少し大人ぶった口調で、先程までの少女小枝は鳴りを潜め、どこか諦めていたし、最後には俺に縋るような言い振りだった。


しかし、ふーん。へー。そーきますか。



「嫌だね」



予想だにしていなかったのか、そんな俺の反応に「えっ…」っと目を丸くする小枝ちゃん。

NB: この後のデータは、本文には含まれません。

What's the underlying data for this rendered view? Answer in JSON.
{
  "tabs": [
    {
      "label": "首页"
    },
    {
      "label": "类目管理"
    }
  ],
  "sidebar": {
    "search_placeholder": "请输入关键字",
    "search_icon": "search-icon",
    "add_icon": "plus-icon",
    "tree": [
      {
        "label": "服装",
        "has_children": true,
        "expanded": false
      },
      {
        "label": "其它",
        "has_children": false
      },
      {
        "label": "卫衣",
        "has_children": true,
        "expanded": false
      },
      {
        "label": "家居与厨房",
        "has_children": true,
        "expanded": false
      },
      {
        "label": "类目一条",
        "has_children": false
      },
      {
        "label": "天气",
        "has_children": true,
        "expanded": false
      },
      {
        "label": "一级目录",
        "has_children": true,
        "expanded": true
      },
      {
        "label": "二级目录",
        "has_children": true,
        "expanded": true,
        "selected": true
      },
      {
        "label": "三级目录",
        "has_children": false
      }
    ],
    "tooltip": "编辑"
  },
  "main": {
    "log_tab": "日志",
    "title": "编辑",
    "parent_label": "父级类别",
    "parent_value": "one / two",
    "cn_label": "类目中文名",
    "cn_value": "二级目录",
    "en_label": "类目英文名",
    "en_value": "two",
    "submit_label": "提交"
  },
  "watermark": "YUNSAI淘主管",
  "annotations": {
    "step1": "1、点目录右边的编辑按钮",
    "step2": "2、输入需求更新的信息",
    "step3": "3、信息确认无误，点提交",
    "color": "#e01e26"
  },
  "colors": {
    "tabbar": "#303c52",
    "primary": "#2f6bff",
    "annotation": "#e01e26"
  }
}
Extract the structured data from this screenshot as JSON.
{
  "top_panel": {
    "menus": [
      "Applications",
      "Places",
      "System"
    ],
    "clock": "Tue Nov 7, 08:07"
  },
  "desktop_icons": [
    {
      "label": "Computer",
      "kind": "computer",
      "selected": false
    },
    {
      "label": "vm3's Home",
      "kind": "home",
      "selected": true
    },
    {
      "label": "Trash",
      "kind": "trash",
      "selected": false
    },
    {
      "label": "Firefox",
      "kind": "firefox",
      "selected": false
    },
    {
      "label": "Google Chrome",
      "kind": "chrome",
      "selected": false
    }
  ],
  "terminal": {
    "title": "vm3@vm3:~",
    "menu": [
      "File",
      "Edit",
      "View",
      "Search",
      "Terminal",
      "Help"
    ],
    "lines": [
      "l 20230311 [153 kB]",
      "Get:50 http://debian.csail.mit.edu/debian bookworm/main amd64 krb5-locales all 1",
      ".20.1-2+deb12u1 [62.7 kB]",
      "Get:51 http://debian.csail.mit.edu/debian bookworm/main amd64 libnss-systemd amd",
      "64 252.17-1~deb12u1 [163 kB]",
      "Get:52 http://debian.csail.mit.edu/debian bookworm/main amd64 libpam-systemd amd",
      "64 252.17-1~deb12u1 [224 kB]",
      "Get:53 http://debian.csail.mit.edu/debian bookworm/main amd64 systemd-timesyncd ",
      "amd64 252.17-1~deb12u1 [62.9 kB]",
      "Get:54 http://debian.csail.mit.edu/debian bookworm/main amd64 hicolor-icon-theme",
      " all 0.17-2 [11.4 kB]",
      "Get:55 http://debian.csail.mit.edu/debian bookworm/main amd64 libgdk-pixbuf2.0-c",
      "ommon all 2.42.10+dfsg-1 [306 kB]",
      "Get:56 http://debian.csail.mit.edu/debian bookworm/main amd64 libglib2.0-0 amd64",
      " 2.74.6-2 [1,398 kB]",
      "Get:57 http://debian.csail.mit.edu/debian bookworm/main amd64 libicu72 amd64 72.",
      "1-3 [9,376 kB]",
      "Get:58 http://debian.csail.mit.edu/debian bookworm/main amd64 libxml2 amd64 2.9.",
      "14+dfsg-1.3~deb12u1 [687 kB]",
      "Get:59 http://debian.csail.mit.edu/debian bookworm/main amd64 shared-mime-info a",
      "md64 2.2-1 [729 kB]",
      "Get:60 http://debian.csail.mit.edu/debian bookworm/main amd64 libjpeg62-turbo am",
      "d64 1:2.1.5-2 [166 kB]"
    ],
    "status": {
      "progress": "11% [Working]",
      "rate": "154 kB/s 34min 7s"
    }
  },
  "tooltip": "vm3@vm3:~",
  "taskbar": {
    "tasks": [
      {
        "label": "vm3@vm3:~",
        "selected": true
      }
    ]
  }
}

何を勘違いしているのか知らんけど、俺は別に優しい人間じゃないし、誰彼構わず救うヒーローなんかじゃない。


言ったろ?俺は、悪いライオンなんだよ。



「黙りなよ、世間に甘えた子猫ちゃん」


「え……子猫…」


「そうだよ。だいたい、君みたいな人生丸投げ子猫ちゃんの分際で、俺のライオンハーレムに入れるわけないじゃん」


「えっと……そ、そうだ…よね…私なんか…」


「うん。でもね、俺は君に人生を預けられたこと自体は、正直嬉しく思ってる」


「うん……私にはキョーくんしかいないから…」


「ふーん…。で、あるならば、俺は君を飼うことにします」


「か、飼う?!それって…ペット的な感じ?」


「そうだよ。俺は、君を子猫ちゃんから自立したメスライオンになるまで、育てます。俺はたった今、自らに『子猫小枝ちゃんのメスライオン進化クエスト』を発注し、それを受注しました」


「え、それってどういうこと?」


「しばらくは、俺の傍に居な。そんで、色んなことを君に経験してもらうから、いずれは立派なメスライオンになってください。で、将来的に君が立派なメスライオンに成長した時、俺のハーレムに入るのか、それとも独立して自分の旅をするのかを、選べばいいよ。このクエストでの俺への報酬は、それを一番近くで見届ける権利、だから」


「え…えっと……え…」


「あぁ、あと報酬とは別に、育つまでの対価はちゃんと払ってもらうからな。それは、俺に愛でられること。俺は飼い主になるんだから、俺は好き放題に君を愛でるよ。リードを付けるようなことはしないけど、君の全ては俺のものだと思って下さい。分かった?ペットになるってのはそういう事だけど、どうする?」


「いいです!!全然いいです!!なる!!むしろなりたい!!小枝ペットになる!!なりたいです!!嬉しい!!」


「そ。じゃ、契約の握手ね、はい、ハクナ・マタタ」


「ハ、ハクナマタタぁ〜♡わぁ!凄いよぉ!夢みたいだ!小枝、キョーくんのペットなんだねー♡わぁ…」





…ふむ。

なんかノリでペットが出来ちゃった件。

思いのほか喜んでるけど、結構色々手伝わせるつもりなの、きっと分かってないよね。

まぁ逃げたくなったら逃げればいいさ。

にしても、家元の娘をペットとか俺社会的に消されたりしないだろうか。

ま、なるようになるか、なんたって、ハクナ・マタタだしな。


そんな事を考えながらふと校舎に視線を移すと、松葉杖の女…まぁ間違いなくリンなのだが、何やら男に肩をポンポンされながら一緒にどっかへと歩いて行く後姿があった。

あれかな、あの男は会長かな?

後姿だから分からないけれど、もしかしたら寄りを戻すつもりなのかもね。



「ねぇキョーくん」


「ん?」


「小枝ね、キョーくんに出会えてよかった」



俺の胸にすっぽりと顔を埋めた子猫ちゃんが甘えた声でそんな事を言う。


あぁそっか。

涼達とはまたベクトルが違うけど、守るべき存在がまた一人増えたんだなって、実感した。


リンも誰かのそんな存在になれたらいいのにな……なんて、うれいもなくそんな風に思えてしまう自分が、少し寂しかった。